Tyrangiel, however, refers to it as something out of The Jetsons, betraying the fact that he still feels a bit out of place.

“I fully concede I woke up on third base in some cases,” he says of the money and other types of support at his disposal. “This magazine has advantages that other magazines did not, and I’m grateful for them every day.”

But for all the advantages, one is left with a persistent and uneasy sense of illusion. Why exactly is Bloomberg pouring its resources into a weekly magazine?

You can’t trade on Businessweek’s information the way you can on the parent company’s stock in trade, the Bloomberg Terminal. It doesn’t offer subscribers insider information about the relevant goings-on in Washington, D.C., the way Bloomberg Government does. It rarely even offers breaking news like Bloomberg News. In the vast, bustling Bloomberg universe, which thrives on providing exclusive, up-to-the-minute information, a weekly magazine is an anomaly.

So is it merely a vanity project for New York’s mayor, Michael Bloomberg, who, it’s believed, desperately wants his own version of The Economist? Is it simply a marketing effort for Bloomberg LP—a way of reaching an audience that hasn’t been on the company’s other platforms? Or is it just a way of leveraging the global staff Bloomberg already has?
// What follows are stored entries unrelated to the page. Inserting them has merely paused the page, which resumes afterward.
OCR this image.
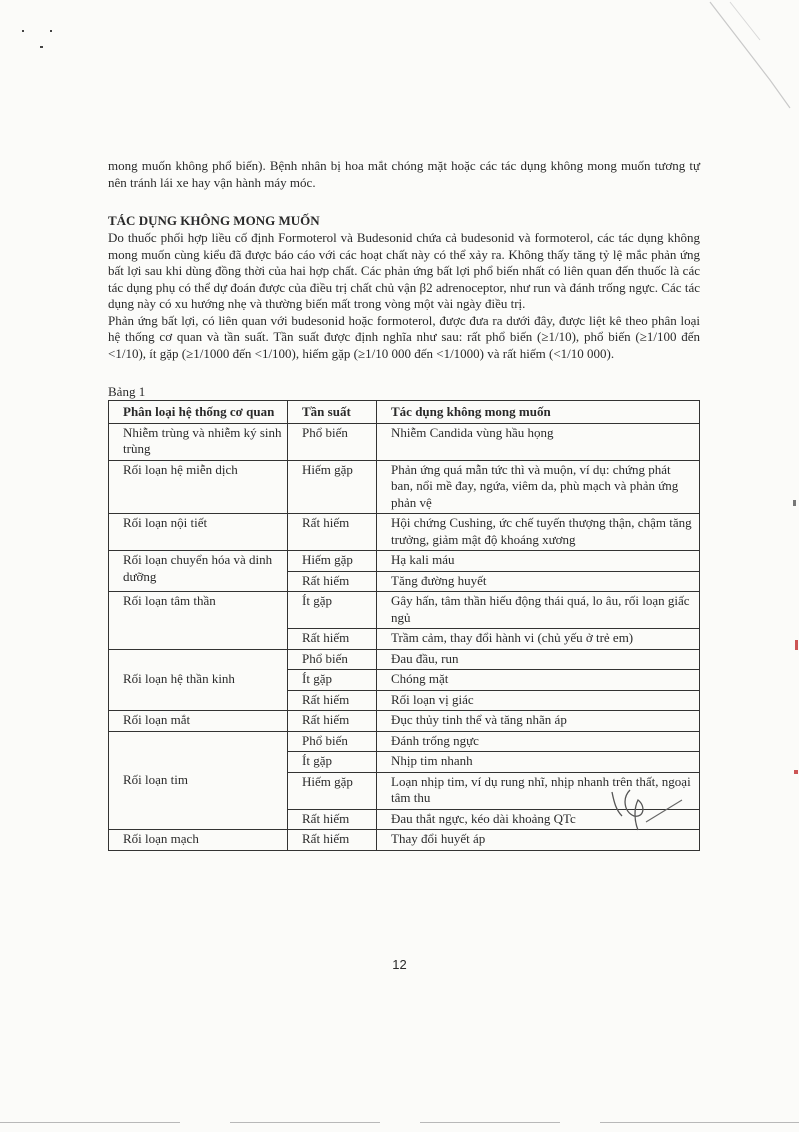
mong muốn không phổ biến). Bệnh nhân bị hoa mắt chóng mặt hoặc các tác dụng không mong muốn tương tự nên tránh lái xe hay vận hành máy móc.

TÁC DỤNG KHÔNG MONG MUỐN

Do thuốc phối hợp liều cố định Formoterol và Budesonid chứa cả budesonid và formoterol, các tác dụng không mong muốn cùng kiểu đã được báo cáo với các hoạt chất này có thể xảy ra. Không thấy tăng tỷ lệ mắc phản ứng bất lợi sau khi dùng đồng thời của hai hợp chất. Các phản ứng bất lợi phổ biến nhất có liên quan đến thuốc là các tác dụng phụ có thể dự đoán được của điều trị chất chủ vận β2 adrenoceptor, như run và đánh trống ngực. Các tác dụng này có xu hướng nhẹ và thường biến mất trong vòng một vài ngày điều trị.

Phản ứng bất lợi, có liên quan với budesonid hoặc formoterol, được đưa ra dưới đây, được liệt kê theo phân loại hệ thống cơ quan và tần suất. Tần suất được định nghĩa như sau: rất phổ biến (≥1/10), phổ biến (≥1/100 đến <1/10), ít gặp (≥1/1000 đến <1/100), hiếm gặp (≥1/10 000 đến <1/1000) và rất hiếm (<1/10 000).

Bảng 1
Phân loại hệ thống cơ quan	Tần suất	Tác dụng không mong muốn
Nhiễm trùng và nhiễm ký sinh trùng	Phổ biến	Nhiễm Candida vùng hầu họng
Rối loạn hệ miễn dịch	Hiếm gặp	Phản ứng quá mẫn tức thì và muộn, ví dụ: chứng phát ban, nổi mề đay, ngứa, viêm da, phù mạch và phản ứng phản vệ
Rối loạn nội tiết	Rất hiếm	Hội chứng Cushing, ức chế tuyến thượng thận, chậm tăng trưởng, giảm mật độ khoáng xương
Rối loạn chuyển hóa và dinh dưỡng	Hiếm gặp	Hạ kali máu
	Rất hiếm	Tăng đường huyết
Rối loạn tâm thần	Ít gặp	Gây hấn, tâm thần hiếu động thái quá, lo âu, rối loạn giấc ngủ
	Rất hiếm	Trầm cảm, thay đổi hành vi (chủ yếu ở trẻ em)
Rối loạn hệ thần kinh	Phổ biến	Đau đầu, run
	Ít gặp	Chóng mặt
	Rất hiếm	Rối loạn vị giác
Rối loạn mắt	Rất hiếm	Đục thủy tinh thể và tăng nhãn áp
Rối loạn tim	Phổ biến	Đánh trống ngực
	Ít gặp	Nhịp tim nhanh
	Hiếm gặp	Loạn nhịp tim, ví dụ rung nhĩ, nhịp nhanh trên thất, ngoại tâm thu
	Rất hiếm	Đau thắt ngực, kéo dài khoảng QTc
Rối loạn mạch	Rất hiếm	Thay đổi huyết áp
12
All of the above, perhaps. But none of that changes the fact that, week in and week out, Tyrangiel is responsible for making Businessweek “great.” 

Many in the industry contend he has already achieved that on the design side. One of his first moves in 2009 was to hire creative director Richard Turley, former art director at the Guardian’s G2 section, one of the most innovative examples of print design. Turley redesigned the magazine based on Tyrangiel’s vision. As soon as Turley got to New York from London, Tyrangiel, who sits with his staff in the newsroom, put Turley’s desk directly across from his own in order to keep the editors and designers in an ongoing conversation.

“He has a very good design sensibility and aesthetic, which is reflected in the magazine,” Stengel, managing editor at Time, says of Tyrangiel.